Konzipierung von Forderungspfändungen für öffentlich-rechtliche Geldforderungen  

30-08-2021 - 31-08-2021 (09:00 - 16:00 Uhr)

Anmeldung geschlossen

Seminar-Informationen

Frei zu formulierende Forderungspfändungen nehmen mittlerweile einen breiten Raum in der Verwaltungsvollstreckung ein. Wenn Forderungspfändungen falsch oder unzureichend ausformuliert werden, greifen diese Maßnahmen nicht oder nur teilweise. Auch bei Standardpfändungen wie Lohn- und Kontenpfändungen gilt es manches zu beachten. Gerade bei Kontenpfändungen spielt auch das Thema Geldwäsche eine große Rolle. Neben umfänglichen Mustern für zahlreiche Pfändungsbereiche vermittelt das Seminar auch die Berechnung pfändbarer Beträge.

Seminarteilnehmende

Kommunale Vollstreckungsbehörden, Forderungsmanagement, Kämmerei

 

Schwerpunkte

1.        Die Grundlagen für Forderungspfändungen; was sagt „mein“ Verwaltungsvollstreckungsgesetz?

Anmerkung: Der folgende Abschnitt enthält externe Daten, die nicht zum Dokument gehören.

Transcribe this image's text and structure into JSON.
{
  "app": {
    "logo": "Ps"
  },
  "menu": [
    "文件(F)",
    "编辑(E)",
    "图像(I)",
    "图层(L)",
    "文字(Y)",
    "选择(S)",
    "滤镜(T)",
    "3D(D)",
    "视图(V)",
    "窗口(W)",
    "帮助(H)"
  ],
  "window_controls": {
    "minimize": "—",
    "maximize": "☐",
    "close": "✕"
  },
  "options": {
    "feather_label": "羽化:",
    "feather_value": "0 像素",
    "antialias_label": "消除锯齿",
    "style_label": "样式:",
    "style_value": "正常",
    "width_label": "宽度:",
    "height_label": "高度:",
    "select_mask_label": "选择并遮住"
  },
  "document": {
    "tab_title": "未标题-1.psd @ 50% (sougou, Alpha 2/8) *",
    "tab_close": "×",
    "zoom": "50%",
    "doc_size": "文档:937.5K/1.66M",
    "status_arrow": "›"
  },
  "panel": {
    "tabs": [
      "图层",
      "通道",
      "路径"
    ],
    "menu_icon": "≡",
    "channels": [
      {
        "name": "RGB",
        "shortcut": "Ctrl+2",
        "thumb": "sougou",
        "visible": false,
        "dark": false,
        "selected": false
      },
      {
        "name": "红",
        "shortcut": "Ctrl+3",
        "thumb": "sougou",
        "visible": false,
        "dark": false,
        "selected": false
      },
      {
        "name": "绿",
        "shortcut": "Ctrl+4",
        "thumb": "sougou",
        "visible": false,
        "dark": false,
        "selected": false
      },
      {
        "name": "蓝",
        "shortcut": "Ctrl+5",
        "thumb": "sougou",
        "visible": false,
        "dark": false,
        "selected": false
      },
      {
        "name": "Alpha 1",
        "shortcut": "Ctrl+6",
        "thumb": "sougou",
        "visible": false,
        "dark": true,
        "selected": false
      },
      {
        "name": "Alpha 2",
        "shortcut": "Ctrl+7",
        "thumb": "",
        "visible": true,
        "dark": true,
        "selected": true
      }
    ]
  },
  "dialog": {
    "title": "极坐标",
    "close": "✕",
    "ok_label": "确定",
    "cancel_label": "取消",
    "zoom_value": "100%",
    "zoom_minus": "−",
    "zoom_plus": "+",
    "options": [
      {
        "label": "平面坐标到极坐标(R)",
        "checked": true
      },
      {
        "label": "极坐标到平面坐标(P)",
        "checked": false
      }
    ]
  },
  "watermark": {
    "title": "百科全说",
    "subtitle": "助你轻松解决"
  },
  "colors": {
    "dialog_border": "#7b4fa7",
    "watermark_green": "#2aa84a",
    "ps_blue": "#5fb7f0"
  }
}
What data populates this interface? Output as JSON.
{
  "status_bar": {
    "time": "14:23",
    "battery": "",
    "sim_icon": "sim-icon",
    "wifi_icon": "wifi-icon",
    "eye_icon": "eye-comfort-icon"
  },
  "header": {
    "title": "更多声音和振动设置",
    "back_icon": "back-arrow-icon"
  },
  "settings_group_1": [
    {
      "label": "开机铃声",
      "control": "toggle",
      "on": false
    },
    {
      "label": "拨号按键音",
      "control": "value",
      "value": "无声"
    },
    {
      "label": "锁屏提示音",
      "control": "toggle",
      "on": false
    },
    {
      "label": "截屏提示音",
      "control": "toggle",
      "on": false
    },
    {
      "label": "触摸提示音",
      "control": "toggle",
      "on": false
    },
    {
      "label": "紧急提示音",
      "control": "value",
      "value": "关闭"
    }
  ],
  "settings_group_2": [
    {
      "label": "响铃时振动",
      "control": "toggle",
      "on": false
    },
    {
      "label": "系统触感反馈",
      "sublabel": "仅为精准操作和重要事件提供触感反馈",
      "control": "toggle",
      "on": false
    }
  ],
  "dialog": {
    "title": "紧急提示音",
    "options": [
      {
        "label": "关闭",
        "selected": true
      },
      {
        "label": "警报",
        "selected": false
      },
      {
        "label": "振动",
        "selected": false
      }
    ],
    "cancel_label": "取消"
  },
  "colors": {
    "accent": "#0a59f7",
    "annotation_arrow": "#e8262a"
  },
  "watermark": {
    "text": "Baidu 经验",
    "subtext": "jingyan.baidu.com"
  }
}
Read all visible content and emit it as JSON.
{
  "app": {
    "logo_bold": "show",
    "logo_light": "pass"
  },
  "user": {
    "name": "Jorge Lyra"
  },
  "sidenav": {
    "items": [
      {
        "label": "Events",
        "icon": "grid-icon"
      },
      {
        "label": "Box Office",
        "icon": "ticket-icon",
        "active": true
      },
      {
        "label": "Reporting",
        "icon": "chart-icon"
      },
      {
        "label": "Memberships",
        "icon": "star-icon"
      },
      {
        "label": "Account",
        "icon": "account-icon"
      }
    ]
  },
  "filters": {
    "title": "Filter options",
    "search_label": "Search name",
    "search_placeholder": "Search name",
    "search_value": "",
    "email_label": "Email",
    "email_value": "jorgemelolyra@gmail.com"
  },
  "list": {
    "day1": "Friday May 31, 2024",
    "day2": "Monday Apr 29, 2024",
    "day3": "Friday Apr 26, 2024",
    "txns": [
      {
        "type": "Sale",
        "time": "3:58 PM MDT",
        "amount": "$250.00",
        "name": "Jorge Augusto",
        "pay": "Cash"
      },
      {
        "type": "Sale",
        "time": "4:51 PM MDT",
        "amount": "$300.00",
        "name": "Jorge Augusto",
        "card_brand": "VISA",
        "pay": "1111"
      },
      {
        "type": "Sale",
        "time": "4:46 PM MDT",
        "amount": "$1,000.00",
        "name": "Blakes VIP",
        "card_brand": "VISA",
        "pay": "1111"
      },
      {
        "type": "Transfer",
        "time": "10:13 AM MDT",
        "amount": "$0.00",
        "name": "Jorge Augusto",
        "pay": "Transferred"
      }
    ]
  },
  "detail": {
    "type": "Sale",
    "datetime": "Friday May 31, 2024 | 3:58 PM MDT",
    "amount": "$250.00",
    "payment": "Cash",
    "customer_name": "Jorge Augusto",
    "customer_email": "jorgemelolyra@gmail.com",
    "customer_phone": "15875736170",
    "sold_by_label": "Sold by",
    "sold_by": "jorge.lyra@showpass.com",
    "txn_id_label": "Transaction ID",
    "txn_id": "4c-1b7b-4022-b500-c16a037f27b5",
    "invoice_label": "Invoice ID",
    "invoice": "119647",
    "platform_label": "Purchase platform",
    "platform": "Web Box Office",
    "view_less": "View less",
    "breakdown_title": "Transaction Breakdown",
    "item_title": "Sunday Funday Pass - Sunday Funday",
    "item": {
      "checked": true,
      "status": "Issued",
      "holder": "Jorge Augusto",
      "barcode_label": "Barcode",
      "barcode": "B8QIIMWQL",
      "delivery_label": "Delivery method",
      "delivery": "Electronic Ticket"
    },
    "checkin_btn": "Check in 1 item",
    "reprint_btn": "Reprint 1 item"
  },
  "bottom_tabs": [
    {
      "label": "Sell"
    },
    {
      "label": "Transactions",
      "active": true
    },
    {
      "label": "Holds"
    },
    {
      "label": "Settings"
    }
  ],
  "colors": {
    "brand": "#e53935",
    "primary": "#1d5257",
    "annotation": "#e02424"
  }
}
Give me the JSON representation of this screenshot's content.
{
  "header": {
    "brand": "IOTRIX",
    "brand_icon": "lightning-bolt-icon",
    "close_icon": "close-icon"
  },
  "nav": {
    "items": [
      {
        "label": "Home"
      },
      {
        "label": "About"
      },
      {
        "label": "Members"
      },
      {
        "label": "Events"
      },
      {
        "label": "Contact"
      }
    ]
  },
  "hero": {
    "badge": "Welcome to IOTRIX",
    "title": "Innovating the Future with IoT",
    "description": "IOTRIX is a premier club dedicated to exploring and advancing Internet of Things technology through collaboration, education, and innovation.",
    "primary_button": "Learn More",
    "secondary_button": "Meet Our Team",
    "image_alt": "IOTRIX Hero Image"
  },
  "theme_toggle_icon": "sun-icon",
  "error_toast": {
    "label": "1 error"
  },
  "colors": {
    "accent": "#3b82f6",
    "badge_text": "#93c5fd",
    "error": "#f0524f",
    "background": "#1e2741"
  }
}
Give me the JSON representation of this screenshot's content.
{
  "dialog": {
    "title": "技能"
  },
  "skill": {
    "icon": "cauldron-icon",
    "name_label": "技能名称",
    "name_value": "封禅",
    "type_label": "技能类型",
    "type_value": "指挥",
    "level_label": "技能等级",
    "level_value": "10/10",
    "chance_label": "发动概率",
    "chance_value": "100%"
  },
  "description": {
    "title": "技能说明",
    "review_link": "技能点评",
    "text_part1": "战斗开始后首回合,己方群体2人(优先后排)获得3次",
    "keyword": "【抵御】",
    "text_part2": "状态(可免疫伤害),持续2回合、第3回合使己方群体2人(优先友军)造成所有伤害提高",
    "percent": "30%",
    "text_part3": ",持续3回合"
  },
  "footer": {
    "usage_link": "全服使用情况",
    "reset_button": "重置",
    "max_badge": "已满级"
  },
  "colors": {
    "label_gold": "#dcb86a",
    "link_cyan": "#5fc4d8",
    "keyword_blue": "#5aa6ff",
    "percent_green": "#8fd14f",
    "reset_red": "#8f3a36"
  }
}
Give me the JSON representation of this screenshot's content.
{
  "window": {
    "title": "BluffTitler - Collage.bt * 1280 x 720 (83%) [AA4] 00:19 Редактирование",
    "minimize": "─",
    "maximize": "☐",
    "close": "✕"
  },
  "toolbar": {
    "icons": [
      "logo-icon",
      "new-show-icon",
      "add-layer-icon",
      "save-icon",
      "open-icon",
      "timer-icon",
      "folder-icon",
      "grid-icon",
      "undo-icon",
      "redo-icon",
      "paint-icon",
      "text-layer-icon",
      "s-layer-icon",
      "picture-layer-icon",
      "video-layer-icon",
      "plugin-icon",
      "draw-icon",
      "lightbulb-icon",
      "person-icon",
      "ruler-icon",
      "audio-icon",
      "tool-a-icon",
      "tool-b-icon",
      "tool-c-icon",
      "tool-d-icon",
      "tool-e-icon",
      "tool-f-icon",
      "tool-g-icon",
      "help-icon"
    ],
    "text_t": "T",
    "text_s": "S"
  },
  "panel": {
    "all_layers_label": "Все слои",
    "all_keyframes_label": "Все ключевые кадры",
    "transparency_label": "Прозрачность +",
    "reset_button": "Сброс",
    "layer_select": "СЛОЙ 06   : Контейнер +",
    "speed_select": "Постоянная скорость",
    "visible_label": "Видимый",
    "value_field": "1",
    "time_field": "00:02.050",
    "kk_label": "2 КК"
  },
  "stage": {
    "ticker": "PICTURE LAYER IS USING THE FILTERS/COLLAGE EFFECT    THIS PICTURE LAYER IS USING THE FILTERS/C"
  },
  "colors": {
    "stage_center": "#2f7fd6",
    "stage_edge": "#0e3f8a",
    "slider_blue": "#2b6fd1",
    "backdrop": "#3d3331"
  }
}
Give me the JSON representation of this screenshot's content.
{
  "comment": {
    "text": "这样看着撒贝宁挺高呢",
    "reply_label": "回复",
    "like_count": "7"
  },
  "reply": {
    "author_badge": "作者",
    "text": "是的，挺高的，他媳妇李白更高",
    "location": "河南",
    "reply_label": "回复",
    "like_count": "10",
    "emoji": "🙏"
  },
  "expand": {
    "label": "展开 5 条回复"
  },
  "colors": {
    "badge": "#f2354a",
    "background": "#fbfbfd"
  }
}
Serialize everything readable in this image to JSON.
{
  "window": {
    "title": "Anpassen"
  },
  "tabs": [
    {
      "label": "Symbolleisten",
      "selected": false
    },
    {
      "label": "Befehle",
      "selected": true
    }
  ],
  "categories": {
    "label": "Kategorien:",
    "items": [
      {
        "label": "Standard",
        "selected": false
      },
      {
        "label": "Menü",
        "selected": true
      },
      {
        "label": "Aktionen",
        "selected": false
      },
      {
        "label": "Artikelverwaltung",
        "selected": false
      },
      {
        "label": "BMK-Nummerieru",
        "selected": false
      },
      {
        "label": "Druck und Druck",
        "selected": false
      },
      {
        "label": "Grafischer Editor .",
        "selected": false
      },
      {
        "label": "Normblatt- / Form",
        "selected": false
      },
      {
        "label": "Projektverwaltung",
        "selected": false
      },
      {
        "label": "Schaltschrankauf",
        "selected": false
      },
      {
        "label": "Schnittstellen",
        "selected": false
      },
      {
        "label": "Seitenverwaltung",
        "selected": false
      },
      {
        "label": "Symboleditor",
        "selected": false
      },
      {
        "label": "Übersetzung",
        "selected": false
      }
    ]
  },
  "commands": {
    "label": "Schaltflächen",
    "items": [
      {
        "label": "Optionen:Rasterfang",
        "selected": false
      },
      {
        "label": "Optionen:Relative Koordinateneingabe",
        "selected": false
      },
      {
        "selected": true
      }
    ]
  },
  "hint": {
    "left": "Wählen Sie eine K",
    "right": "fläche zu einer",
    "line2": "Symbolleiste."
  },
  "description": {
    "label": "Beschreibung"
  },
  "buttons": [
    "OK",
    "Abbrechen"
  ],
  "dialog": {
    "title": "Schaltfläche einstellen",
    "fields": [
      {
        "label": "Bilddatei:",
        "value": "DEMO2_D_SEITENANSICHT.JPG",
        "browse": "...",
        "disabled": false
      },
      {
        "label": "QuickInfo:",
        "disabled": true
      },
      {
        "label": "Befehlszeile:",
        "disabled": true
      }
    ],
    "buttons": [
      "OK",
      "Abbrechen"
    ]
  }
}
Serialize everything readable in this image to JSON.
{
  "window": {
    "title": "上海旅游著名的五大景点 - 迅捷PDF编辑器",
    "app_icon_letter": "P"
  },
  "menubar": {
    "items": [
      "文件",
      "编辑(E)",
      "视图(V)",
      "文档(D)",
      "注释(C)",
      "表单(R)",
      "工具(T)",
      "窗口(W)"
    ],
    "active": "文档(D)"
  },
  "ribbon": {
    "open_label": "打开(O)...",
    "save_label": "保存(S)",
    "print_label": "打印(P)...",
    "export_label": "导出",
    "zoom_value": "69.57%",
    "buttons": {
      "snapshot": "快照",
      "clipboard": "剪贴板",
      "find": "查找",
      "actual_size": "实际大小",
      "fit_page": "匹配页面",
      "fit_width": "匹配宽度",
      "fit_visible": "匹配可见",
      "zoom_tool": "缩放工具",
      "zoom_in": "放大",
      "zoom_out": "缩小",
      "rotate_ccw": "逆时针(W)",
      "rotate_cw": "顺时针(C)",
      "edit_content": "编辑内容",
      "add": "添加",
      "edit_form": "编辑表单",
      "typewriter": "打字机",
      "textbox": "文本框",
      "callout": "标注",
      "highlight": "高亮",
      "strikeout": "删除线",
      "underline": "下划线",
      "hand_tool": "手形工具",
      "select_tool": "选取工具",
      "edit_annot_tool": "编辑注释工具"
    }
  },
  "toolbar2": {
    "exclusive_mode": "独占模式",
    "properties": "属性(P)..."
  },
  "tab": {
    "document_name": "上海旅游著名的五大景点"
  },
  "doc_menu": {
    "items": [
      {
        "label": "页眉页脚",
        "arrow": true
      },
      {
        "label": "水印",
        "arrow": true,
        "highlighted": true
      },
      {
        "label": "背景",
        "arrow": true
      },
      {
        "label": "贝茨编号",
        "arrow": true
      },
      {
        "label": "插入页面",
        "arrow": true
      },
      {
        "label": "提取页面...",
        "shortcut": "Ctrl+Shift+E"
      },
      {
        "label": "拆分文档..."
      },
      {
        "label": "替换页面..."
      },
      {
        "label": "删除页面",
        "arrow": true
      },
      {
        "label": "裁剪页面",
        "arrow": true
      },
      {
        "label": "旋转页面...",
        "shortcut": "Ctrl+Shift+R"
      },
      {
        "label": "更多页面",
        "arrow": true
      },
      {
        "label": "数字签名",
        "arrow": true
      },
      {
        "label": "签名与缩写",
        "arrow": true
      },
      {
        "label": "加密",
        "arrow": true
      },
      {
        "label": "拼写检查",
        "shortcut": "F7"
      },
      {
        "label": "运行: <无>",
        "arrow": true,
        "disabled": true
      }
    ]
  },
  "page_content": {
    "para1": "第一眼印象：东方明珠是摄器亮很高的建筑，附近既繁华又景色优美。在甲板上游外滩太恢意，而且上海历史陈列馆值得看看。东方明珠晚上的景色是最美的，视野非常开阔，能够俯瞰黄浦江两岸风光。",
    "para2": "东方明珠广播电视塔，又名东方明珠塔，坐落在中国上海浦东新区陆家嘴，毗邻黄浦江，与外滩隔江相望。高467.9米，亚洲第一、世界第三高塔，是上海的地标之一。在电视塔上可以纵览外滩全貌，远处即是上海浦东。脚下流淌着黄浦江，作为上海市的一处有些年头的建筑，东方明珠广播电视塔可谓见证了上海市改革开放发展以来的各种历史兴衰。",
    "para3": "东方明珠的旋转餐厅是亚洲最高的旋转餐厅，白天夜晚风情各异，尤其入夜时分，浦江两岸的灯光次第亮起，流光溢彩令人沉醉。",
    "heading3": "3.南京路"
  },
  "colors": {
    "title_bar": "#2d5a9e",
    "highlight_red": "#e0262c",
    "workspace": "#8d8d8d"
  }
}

2.        Welche Vorschriften aus der ZPO und/oder AO muss ich beachten?

3.        Wer kann sich auf die Unpfändbarkeit von Ansprüchen berufen?

4.        Pfändung in P-Konten – warum nicht? Ausblick auf geplante Rechtsänderungen.

5.        Die Pfändung, wenn „Dritte“ für den Schuldner Konten halten (die „Oma-Enkel-Nummer“).

6.        Die Besonderheiten des Geldwäschegesetzes und die Mitbeteiligung des Geldwäschebeauftragten des hauseigenen Kreditinstitutes.

7.        Wie pfände ich: Mieteinnahmen, Nebenkostenrückzahlungen, Mietkautionen, Ansprüche aus Lieferungen und Leistungen, Einkünfte eines Selbständigen (z. B. Versicherungsmakler),
Eigentümergrundschulden, Kaufpreispfändungen, Notaranderkonten. Mustertexte werden gestellt.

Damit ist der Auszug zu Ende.